# Schubert Lieder on Record (EMI)



## PMarlowe (Feb 5, 2014)

If there is a thread addressing this set, I would appreciate being directed to it. Otherwise, what do you think of this compilation? I have the original six-CD compilation - and I like it a lot - so I mostly was interested in what everyone thought of the "newer" material.


----------



## Il_Penseroso (Nov 20, 2010)

The picture attached here is too small, is it a compilation? If it is, then good, better than having them all performed by only one singer, though the most famous and the most complete is that made by Dietrich Fischer-Dieskau (accompanied by Gerald Moore) in a 21-CD set released by DG.


----------



## PMarlowe (Feb 5, 2014)

Not a true compilation in that many songs are repeated (with different performers, of course) and some are not included. It's an attempt to show how Schubert lieder has been sung on record since 1898. Here's a description and a review of sorts:

http://www.hbdirect.com/album/22369...hubert-singers-recorded-1898-2012-17-cds.html

It's an extension of the original 6-CD set that stopped at 1952. I wish I could hear samples of CDs 7-on.
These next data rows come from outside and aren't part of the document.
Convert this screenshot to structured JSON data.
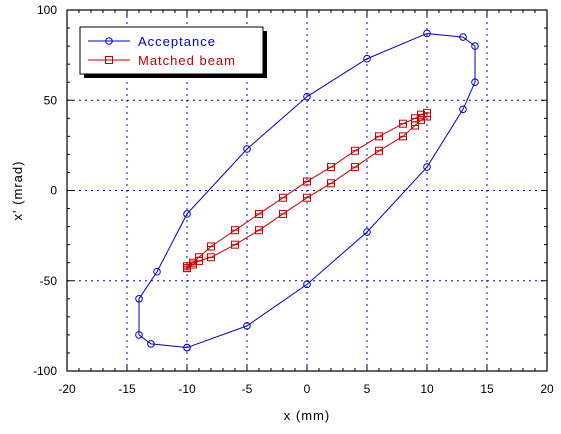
{
  "chart_data": {
    "type": "line",
    "xlabel": "x (mm)",
    "ylabel": "x' (mrad)",
    "xlim": [
      -20,
      20
    ],
    "ylim": [
      -100,
      100
    ],
    "xticks": [
      -20,
      -15,
      -10,
      -5,
      0,
      5,
      10,
      15,
      20
    ],
    "yticks": [
      -100,
      -50,
      0,
      50,
      100
    ],
    "grid": "dotted",
    "legend_position": "top-left",
    "series": [
      {
        "name": "Acceptance",
        "color": "#0000cc",
        "marker": "circle",
        "points": [
          [
            -10,
            -87
          ],
          [
            -13,
            -85
          ],
          [
            -14,
            -80
          ],
          [
            -14,
            -60
          ],
          [
            -12.5,
            -45
          ],
          [
            -10,
            -13
          ],
          [
            -5,
            23
          ],
          [
            0,
            52
          ],
          [
            5,
            73
          ],
          [
            10,
            87
          ],
          [
            13,
            85
          ],
          [
            14,
            80
          ],
          [
            14,
            60
          ],
          [
            13,
            45
          ],
          [
            10,
            13
          ],
          [
            5,
            -23
          ],
          [
            0,
            -52
          ],
          [
            -5,
            -75
          ],
          [
            -10,
            -87
          ]
        ]
      },
      {
        "name": "Matched beam",
        "color": "#cc0000",
        "marker": "square",
        "points": [
          [
            -10,
            -43
          ],
          [
            -9.5,
            -41
          ],
          [
            -9,
            -39
          ],
          [
            -8,
            -37
          ],
          [
            -6,
            -30
          ],
          [
            -4,
            -22
          ],
          [
            -2,
            -13
          ],
          [
            0,
            -4
          ],
          [
            2,
            4
          ],
          [
            4,
            13
          ],
          [
            6,
            22
          ],
          [
            8,
            30
          ],
          [
            9,
            36
          ],
          [
            9.5,
            39
          ],
          [
            10,
            41
          ],
          [
            10,
            43
          ],
          [
            9.5,
            42
          ],
          [
            9,
            40
          ],
          [
            8,
            37
          ],
          [
            6,
            30
          ],
          [
            4,
            22
          ],
          [
            2,
            13
          ],
          [
            0,
            5
          ],
          [
            -2,
            -4
          ],
          [
            -4,
            -13
          ],
          [
            -6,
            -22
          ],
          [
            -8,
            -31
          ],
          [
            -9,
            -37
          ],
          [
            -9.5,
            -40
          ],
          [
            -10,
            -42
          ],
          [
            -10,
            -43
          ]
        ]
      }
    ]
  }
}
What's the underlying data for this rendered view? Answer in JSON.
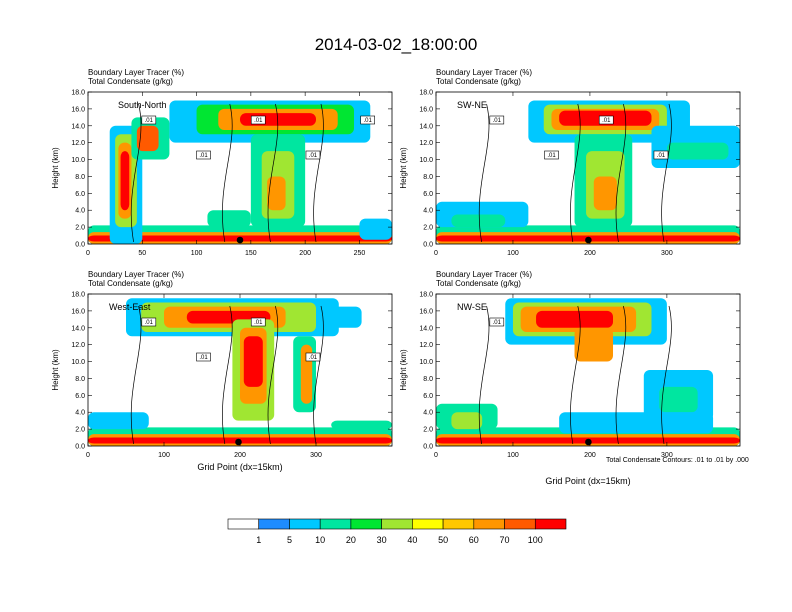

As I said, I have the original set.

I have the complete F-D and some Schreier, but the historical treatment of Schubert intrigues me. But if the new set doesn't add much, I'd just as soon save my money.


----------



## PMarlowe (Feb 5, 2014)

Since no one seems to have first-hand experience with this set (or its predecessor), I just went ahead and bought it. I got a new copy for only $32 . . . not bad for a 17-CD set. Based on the first six CDs, I would say it is indispensible for those who are familiar with and enjoy Schubert lieder. Given the age of the recordings, the sound is pretty good, as well. But I don't think those without comprehensive knowledge of Schubert lieder would have the frame of reference necessary to enjoy the varied approaches presented. (Since I've listened to the 21-CD DFD-Moore set about 10 times, I've at least got a pretty good start.) I'm certainly hoping CDs 7-17 are as enjoyable as the first six.


----------



## Headphone Hermit (Jan 8, 2014)

Thanks for the heads-up.

Whilst we're on the topic, can I put in a plug for John Reed's 'The Schubert Song Companion'? Its an excellent accompaniment to the songs. Each one has an english translation of the lyrics, date of writing, key, links to other songs and, best of all, an nice short note on the background to the song. I find it fascinating to dip into as I listen to any of the song collections


----------



## PMarlowe (Feb 5, 2014)

I also invested in this bad boy, which has 13 or so Schubert lieder CDs. There are 66 total dating from the late 1930s into the 1940s (and perhaps a few in the early 1950s). It ought to keep me busy for awhile.









And, by the way, the Schubert Lieder on Record is amazingly good. I had high hopes and they may have been exceeded.


----------